Snowflake's observability framework, which includes logging, tracing, and events, is a powerful toolkit for understanding and optimizing your data pipelines. It provides detailed insights into how your code interacts with data and how data flows through your applications.
This comprehensive system leverages the OpenTelemetry standard, a vendor-neutral approach to instrumenting, generating, collecting, and exporting telemetry data (logs, metrics, and traces) for analysis and visualization.
Telemetry Instrumentation Hierarchy
Logs: Capture discrete events within your Snowflake environment, providing a detailed, textual record of what happened at specific points in time. E.g.
logger.info(f"Processed {customer_count} customer records.")
logger.warning("High customer count detected.")
Traces: Record the flow of execution within your code, including timing and dependencies between operations. Traces are a sequence of events that belong to a single transaction.
Spans: A span is the basic unit of work in a trace. It represents a single operation within a trace and can have a parent-child relationship with other spans. In your code, you're creating spans using Snowflake's telemetry module: e.g.
telemetry.set_span_attribute("process_step", "fetch_order_details")
Trace Events: Trace events are discrete events that occur within a span. They provide additional context about what happened during the span's lifetime. In your code, you're adding events to spans: e.g.
telemetry.add_event("order_processed", {"order_id": order_id, "status": "SUCCESS"})
Attributes: Attributes are key-value pairs that provide additional context to spans or logs. They help in filtering and analyzing telemetry data: e.g.
telemetry.set_span_attribute("order_id", order_id)
Events: Structured data points emitted by your code, providing context and additional details about logs and traces.
Snowflake Trail
SnowTrail is Snowflake's observability framework that provides detailed logging and tracing capabilities. It's the umbrella of features designed to help users understand and optimize query performance, troubleshoot issues, and gain insights into their Snowflake usage.
This includes native APIs for Python, Java, JavaScript, Scala, and Snowflake Scripting to emit, capture and analyze telemetry data in snowflake.
Practical Example:
Let’s illustrate the power of SnowTrail and observability using a real-world example from the OrdersDB data model (setup the model in your practice environment if you haven’t done so already).
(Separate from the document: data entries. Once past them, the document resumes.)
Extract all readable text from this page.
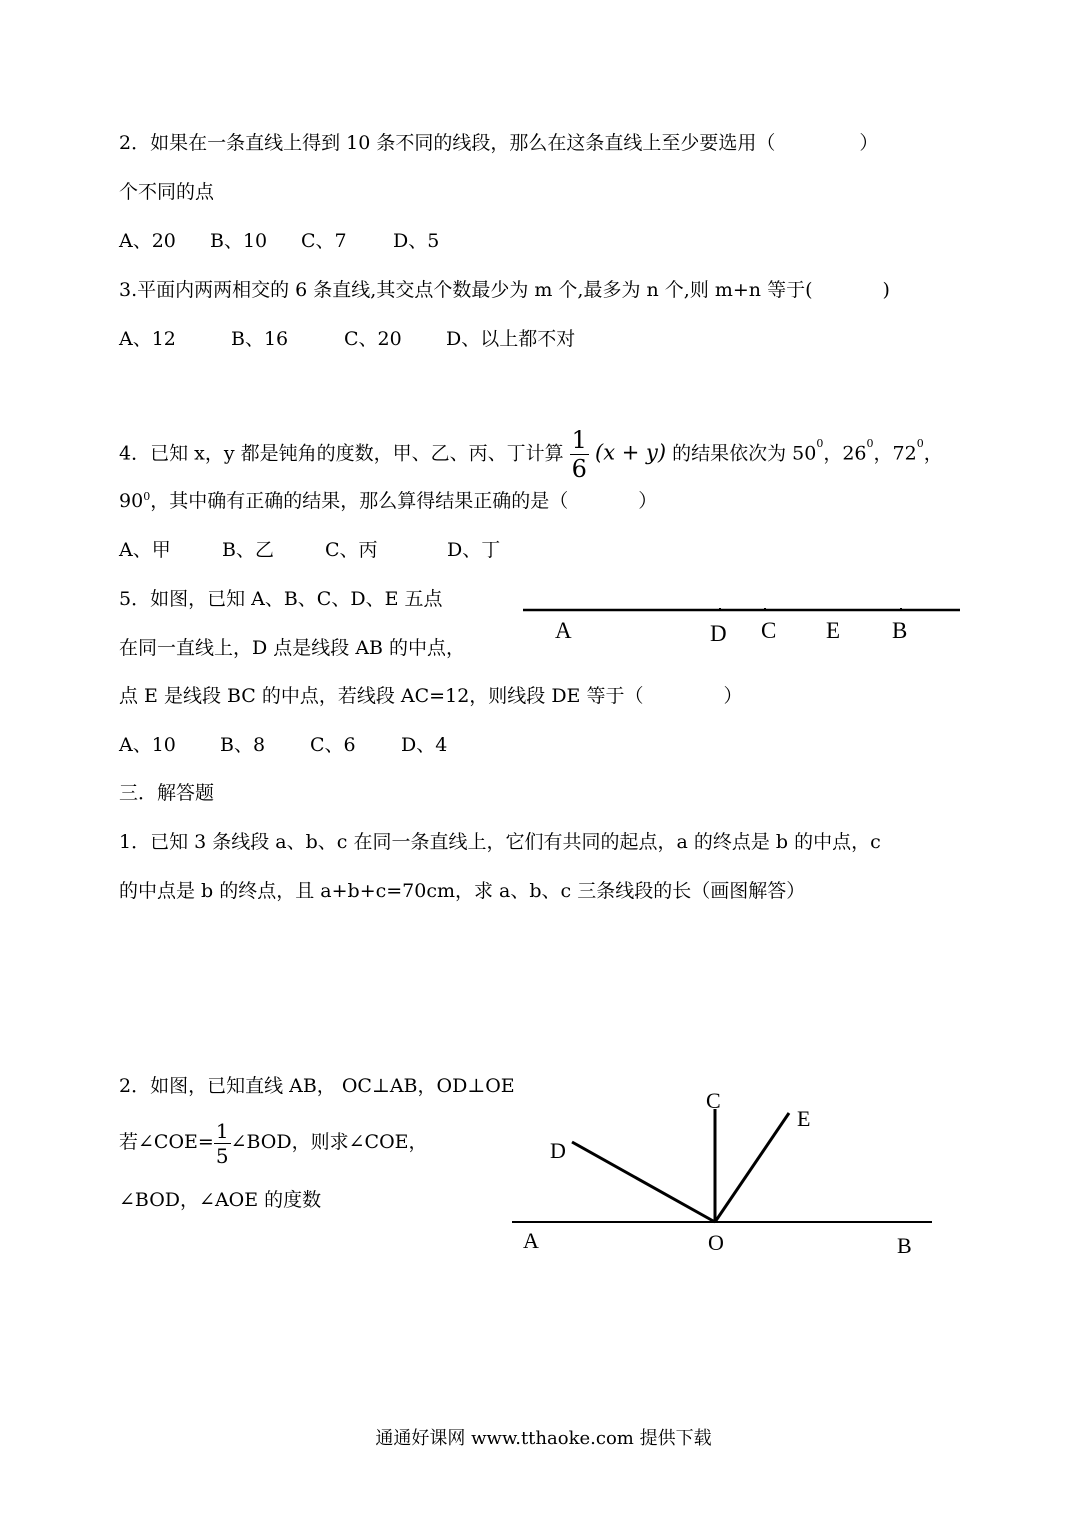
2．如果在一条直线上得到 10 条不同的线段，那么在这条直线上至少要选用（	）
个不同的点
A、20 B、10 C、7 D、5
3.平面内两两相交的 6 条直线,其交点个数最少为 m 个,最多为 n 个,则 m+n 等于(	)
A、12	B、16	C、20 D、以上都不对
4．已知 x，y 都是钝角的度数，甲、乙、丙、丁计算 $\frac{1}{6} (x + y)$ 的结果依次为 $50^0$，$26^0$，$72^0$，
$90^0$，其中确有正确的结果，那么算得结果正确的是（	）
A、甲	B、乙	C、丙	D、丁
5．如图，已知 A、B、C、D、E 五点
在同一直线上，D 点是线段 AB 的中点，
点 E 是线段 BC 的中点，若线段 AC=12，则线段 DE 等于（	）
A、10 B、8 C、6 D、4
A	D C E B
三．解答题
1．已知 3 条线段 a、b、c 在同一条直线上，它们有共同的起点，a 的终点是 b 的中点，c
的中点是 b 的终点，且 a+b+c=70cm，求 a、b、c 三条线段的长（画图解答）
2．如图，已知直线 AB， OC⊥AB，OD⊥OE
若∠COE= $\frac{1}{5}$ ∠BOD，则求∠COE，
∠BOD，∠AOE 的度数
C
E
D
A	O	B
通通好课网 www.tthaoke.com 提供下载
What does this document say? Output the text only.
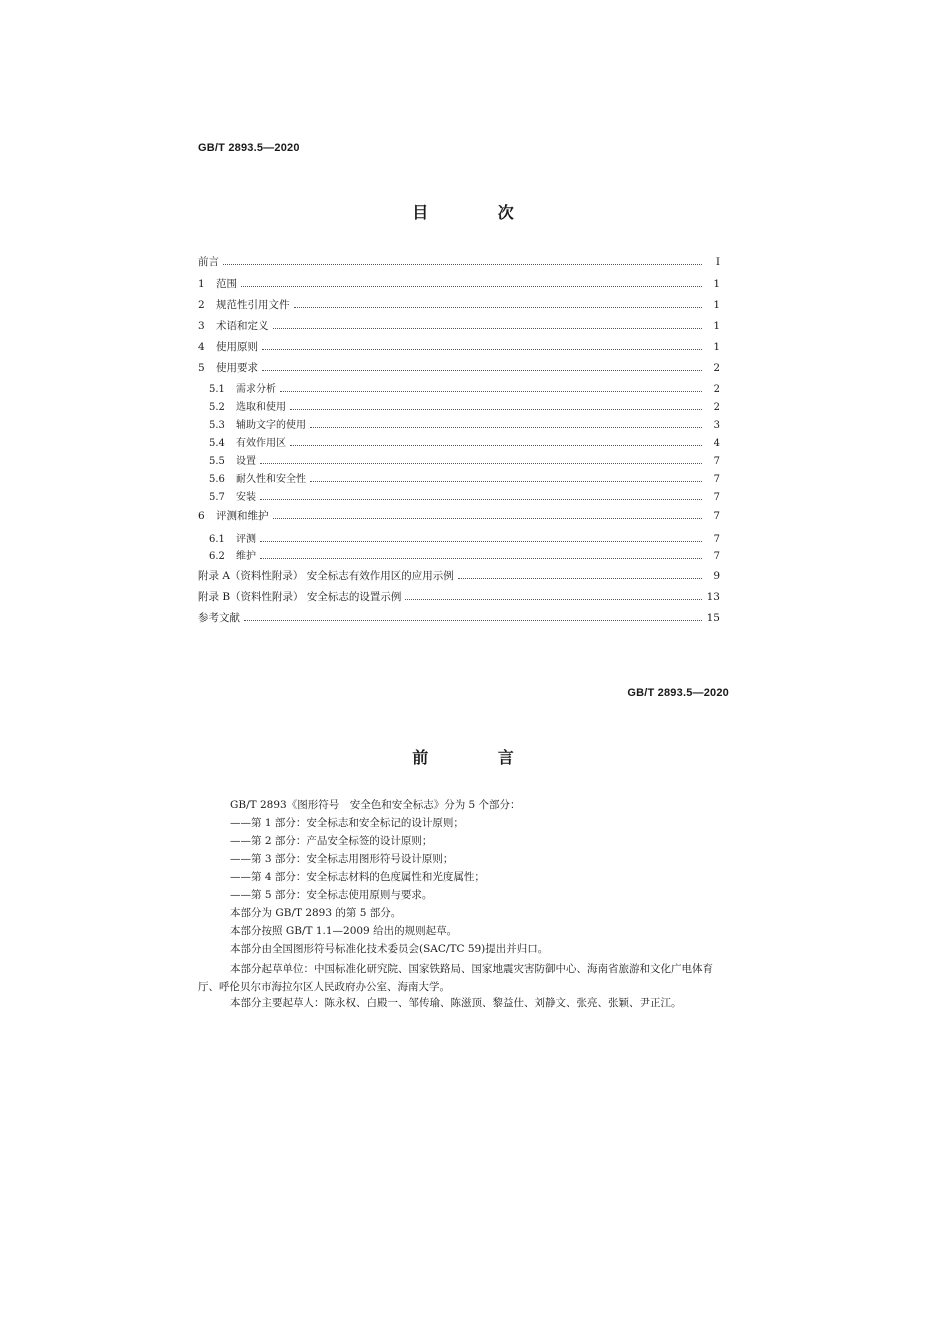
GB/T 2893.5—2020
目 次
前言	Ⅰ
1	范围	1
2	规范性引用文件	1
3	术语和定义	1
4	使用原则	1
5	使用要求	2
5.1	需求分析	2
5.2	选取和使用	2
5.3	辅助文字的使用	3
5.4	有效作用区	4
5.5	设置	7
5.6	耐久性和安全性	7
5.7	安装	7
6	评测和维护	7
6.1	评测	7
6.2	维护	7
附录 A（资料性附录） 安全标志有效作用区的应用示例	9
附录 B（资料性附录） 安全标志的设置示例	13
参考文献	15
GB/T 2893.5—2020
前 言
GB/T 2893《图形符号　安全色和安全标志》分为 5 个部分：
——第 1 部分：安全标志和安全标记的设计原则；
——第 2 部分：产品安全标签的设计原则；
——第 3 部分：安全标志用图形符号设计原则；
——第 4 部分：安全标志材料的色度属性和光度属性；
——第 5 部分：安全标志使用原则与要求。
本部分为 GB/T 2893 的第 5 部分。
本部分按照 GB/T 1.1—2009 给出的规则起草。
本部分由全国图形符号标准化技术委员会(SAC/TC 59)提出并归口。
本部分起草单位：中国标准化研究院、国家铁路局、国家地震灾害防御中心、海南省旅游和文化广电体育厅、呼伦贝尔市海拉尔区人民政府办公室、海南大学。
本部分主要起草人：陈永权、白殿一、邹传瑜、陈滋顶、黎益仕、刘静文、张亮、张颖、尹正江。
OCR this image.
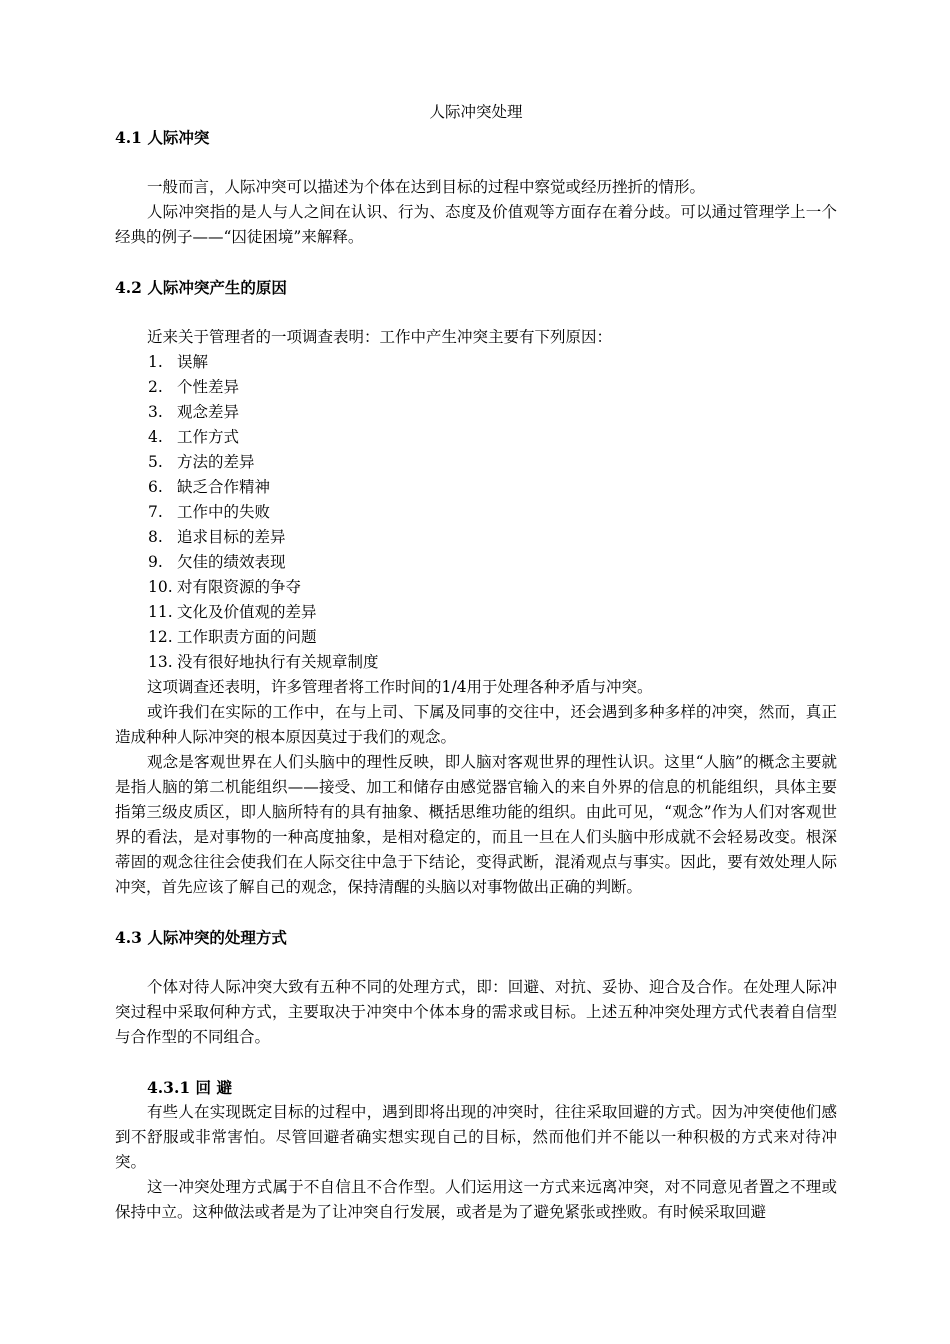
人际冲突处理
4.1 人际冲突

一般而言，人际冲突可以描述为个体在达到目标的过程中察觉或经历挫折的情形。

人际冲突指的是人与人之间在认识、行为、态度及价值观等方面存在着分歧。可以通过管理学上一个经典的例子——“囚徒困境”来解释。

4.2 人际冲突产生的原因

近来关于管理者的一项调查表明：工作中产生冲突主要有下列原因：

1. 误解
2. 个性差异
3. 观念差异
4. 工作方式
5. 方法的差异
6. 缺乏合作精神
7. 工作中的失败
8. 追求目标的差异
9. 欠佳的绩效表现
10. 对有限资源的争夺
11. 文化及价值观的差异
12. 工作职责方面的问题
13. 没有很好地执行有关规章制度

这项调查还表明，许多管理者将工作时间的1/4用于处理各种矛盾与冲突。

或许我们在实际的工作中，在与上司、下属及同事的交往中，还会遇到多种多样的冲突，然而，真正造成种种人际冲突的根本原因莫过于我们的观念。

观念是客观世界在人们头脑中的理性反映，即人脑对客观世界的理性认识。这里“人脑”的概念主要就是指人脑的第二机能组织——接受、加工和储存由感觉器官输入的来自外界的信息的机能组织，具体主要指第三级皮质区，即人脑所特有的具有抽象、概括思维功能的组织。由此可见，“观念”作为人们对客观世界的看法，是对事物的一种高度抽象，是相对稳定的，而且一旦在人们头脑中形成就不会轻易改变。根深蒂固的观念往往会使我们在人际交往中急于下结论，变得武断，混淆观点与事实。因此，要有效处理人际冲突，首先应该了解自己的观念，保持清醒的头脑以对事物做出正确的判断。

4.3 人际冲突的处理方式

个体对待人际冲突大致有五种不同的处理方式，即：回避、对抗、妥协、迎合及合作。在处理人际冲突过程中采取何种方式，主要取决于冲突中个体本身的需求或目标。上述五种冲突处理方式代表着自信型与合作型的不同组合。

4.3.1 回 避

有些人在实现既定目标的过程中，遇到即将出现的冲突时，往往采取回避的方式。因为冲突使他们感到不舒服或非常害怕。尽管回避者确实想实现自己的目标，然而他们并不能以一种积极的方式来对待冲突。

这一冲突处理方式属于不自信且不合作型。人们运用这一方式来远离冲突，对不同意见者置之不理或保持中立。这种做法或者是为了让冲突自行发展，或者是为了避免紧张或挫败。有时候采取回避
Next, before we dive into the code, let's set up the necessary components:
-- Create a dedicated database for observability
CREATE OR REPLACE DATABASE observability_db;
-- Create an event table to store logs and traces
CREATE OR REPLACE EVENT TABLE observability_db.public.observability_event_table;
-- Associate the event table with your account (requires ACCOUNTADMIN role)
ALTER ACCOUNT SET EVENT_TABLE = observability_db.public.observability_event_table;
-- Set log level to INFO
ALTER SESSION SET LOG_LEVEL = INFO;
-- Enable Tracing
ALTER SESSION SET TRACE_LEVEL = ALWAYS;
Important Note: The Event Table created above is a special type of table designed to store logging and tracing data generated within your Snowflake environment. It has a predefined set of columns to capture various information, such as timestamps, event types, log messages, and trace details. By associating an event table with your Snowflake account, you can collect and centrally store all logs and traces, making it easier to analyze, troubleshoot, and monitor the health and performance of your data pipelines and applications.
Logging Customer Counts
This Python UDF logs a message indicating the number of customer records processed:
-- Create a Snowpark Python function to log customer counts
CREATE OR REPLACE FUNCTION log_customer_counts()
RETURNS VARCHAR
LANGUAGE PYTHON
RUNTIME_VERSION = 3.8
HANDLER = 'run'
AS $$
import logging
import random
# Create a logger instance with a specific name
logger = logging.getLogger("salesdb.custs.customer_processing_logger")
def run():
# Simulate processing customer records
customer_count = random.randint(10, 100)
logger.info(f"Processed {customer_count} customer records.")
# Simulate different logging scenarios
if customer_count > 50:
logger.warning("High customer count detected.")
elif customer_count < 20:
logger.debug("Low customer count.")
else:
logger.info("Normal customer count.")
if customer_count == 0:
logger.error("No customers found!")
return "SUCCESS"
$$;
To execute it:
select log_customer_counts();
Querying Logs
You can query the event table to retrieve the logged messages:
-- Query for all types of events in the event table
select * from observability_db.public.observability_event_table;
-- Query specifically for logs and extract relevant information
SELECT
TIMESTAMP AS time,
RESOURCE_ATTRIBUTES['snow.executable.name'] as executable,
RECORD['severity_text'] AS severity,
VALUE AS message
FROM
observability_db.public.observability_event_table
WHERE
RECORD_TYPE = 'LOG';
Sample results:
Tracing the process_order_with_trace Procedure
Let's create and use a process_order_with_trace stored procedure to demonstrate tracing.
CREATE OR REPLACE PROCEDURE observability_db.public.process_order_with_trace(order_id INT)
RETURNS VARCHAR
LANGUAGE PYTHON
RUNTIME_VERSION = '3.8'
PACKAGES = ('snowflake-snowpark-python', 'snowflake-telemetry-python')
HANDLER = 'process_order_with_trace'
AS $$
import snowflake.snowpark as snowpark
from snowflake.snowpark import Session
from snowflake.snowpark.functions import col, sum
from snowflake import telemetry
import json
def process_order_with_trace(session: Session, order_id: int):
#Fully qualify the table names within the SP
sales_order_table = "OrdersDB.public.sales_order"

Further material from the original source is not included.